In Australia, Tasmania is increasing­ly recognised as the most promising region in the quest for the Holy Grail of a world class Pinot Noir. Although the latitude is closer to Tuscany, the cold southern ocean grants the island a temperate climate more akin to Burgundy or Alsace, and so more acreage – old orchards and grazing grounds – is now being given over to the production of the Pinot Noir grape. As yet, the industry is in its youth, and many of the island’s best producers are still exploring such basic questions as which Pinot Noir clones and which pruning methods work best at which sites, even which are the best sites.

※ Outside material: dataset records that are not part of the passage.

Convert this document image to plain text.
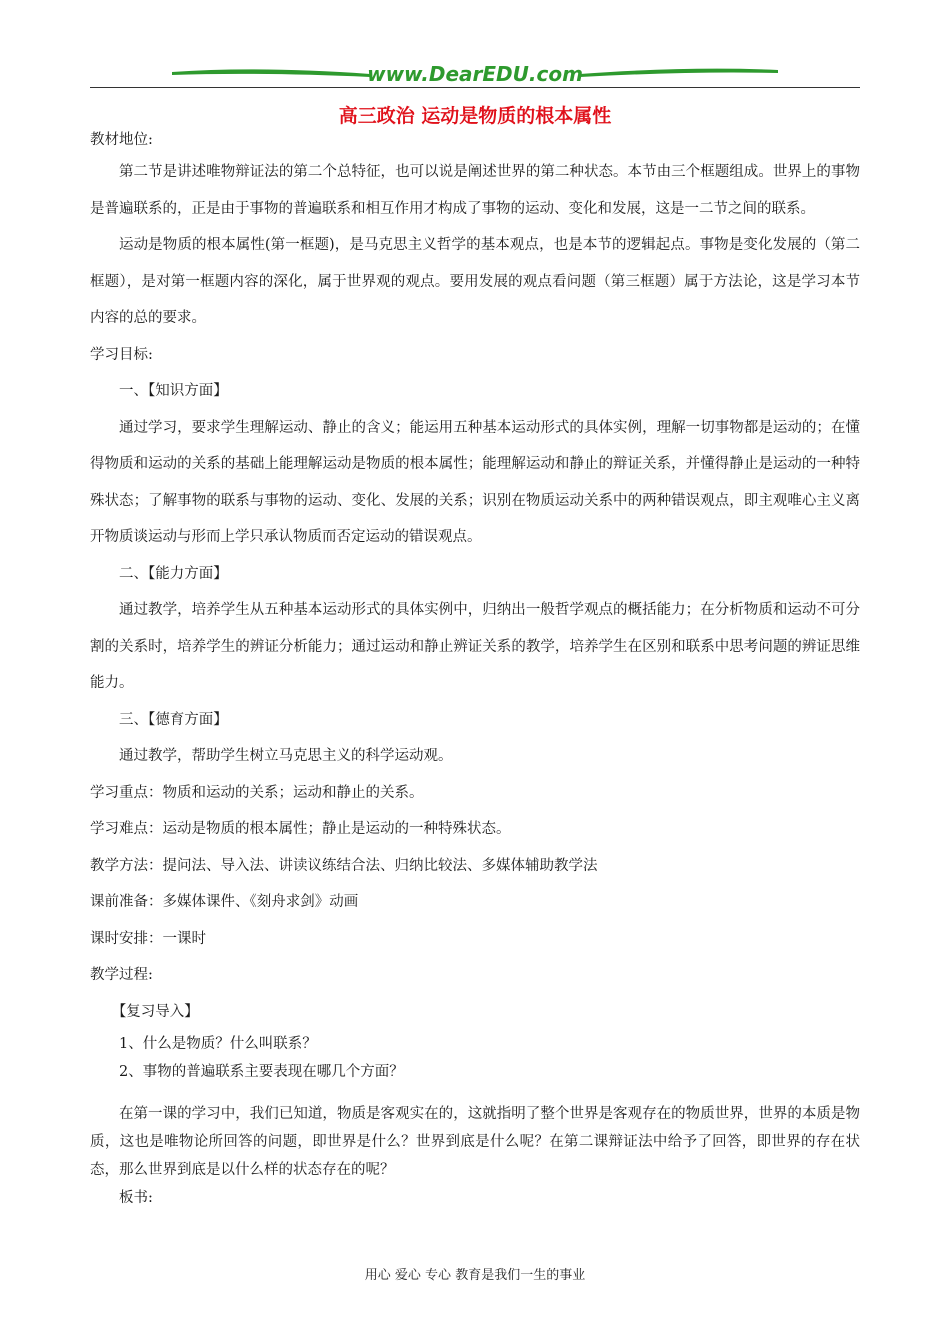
www.DearEDU.com
高三政治 运动是物质的根本属性

教材地位:

第二节是讲述唯物辩证法的第二个总特征，也可以说是阐述世界的第二种状态。本节由三个框题组成。世界上的事物是普遍联系的，正是由于事物的普遍联系和相互作用才构成了事物的运动、变化和发展，这是一二节之间的联系。

运动是物质的根本属性(第一框题)，是马克思主义哲学的基本观点，也是本节的逻辑起点。事物是变化发展的（第二框题），是对第一框题内容的深化，属于世界观的观点。要用发展的观点看问题（第三框题）属于方法论，这是学习本节内容的总的要求。

学习目标:

一、【知识方面】

通过学习，要求学生理解运动、静止的含义；能运用五种基本运动形式的具体实例，理解一切事物都是运动的；在懂得物质和运动的关系的基础上能理解运动是物质的根本属性；能理解运动和静止的辩证关系，并懂得静止是运动的一种特殊状态；了解事物的联系与事物的运动、变化、发展的关系；识别在物质运动关系中的两种错误观点，即主观唯心主义离开物质谈运动与形而上学只承认物质而否定运动的错误观点。

二、【能力方面】

通过教学，培养学生从五种基本运动形式的具体实例中，归纳出一般哲学观点的概括能力；在分析物质和运动不可分割的关系时，培养学生的辨证分析能力；通过运动和静止辨证关系的教学，培养学生在区别和联系中思考问题的辨证思维能力。

三、【德育方面】

通过教学，帮助学生树立马克思主义的科学运动观。

学习重点：物质和运动的关系；运动和静止的关系。

学习难点：运动是物质的根本属性；静止是运动的一种特殊状态。

教学方法：提问法、导入法、讲读议练结合法、归纳比较法、多媒体辅助教学法

课前准备：多媒体课件、《刻舟求剑》动画

课时安排：一课时

教学过程:

【复习导入】

1、什么是物质？什么叫联系？

2、事物的普遍联系主要表现在哪几个方面？

在第一课的学习中，我们已知道，物质是客观实在的，这就指明了整个世界是客观存在的物质世界，世界的本质是物质，这也是唯物论所回答的问题，即世界是什么？世界到底是什么呢？在第二课辩证法中给予了回答，即世界的存在状态，那么世界到底是以什么样的状态存在的呢？

板书:

用心 爱心 专心 教育是我们一生的事业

Even so, the plaudits are beginning to flow. Recently Home Hill, from the Huon Valley in the cold far south of the island, won Australia’s most prestigiou­s wine award, the Jimmy Watson Memorial Trophy (unusual for a Pinot Noir, in a country where warmer varietals, Shiraz or Cabernet, traditiona­lly hold sway). Much of this wine is small-scale and not as yet exported. But two highly regarded Tasmanian Pinot Noir to be found in London are Tolpuddle, a vineyard named after the trade union martyrs sent here as convicts; and Apsley Gorge, from the island’s mild east coast, which can produce wines that savour superbly of the slightly rotten old French farmyard. As for the small vineyard where I was working, our ambitions remain more modest: ‘A good, ordinary wine,’ to quote Dr Guyot, ‘should be the first object of winemaking.’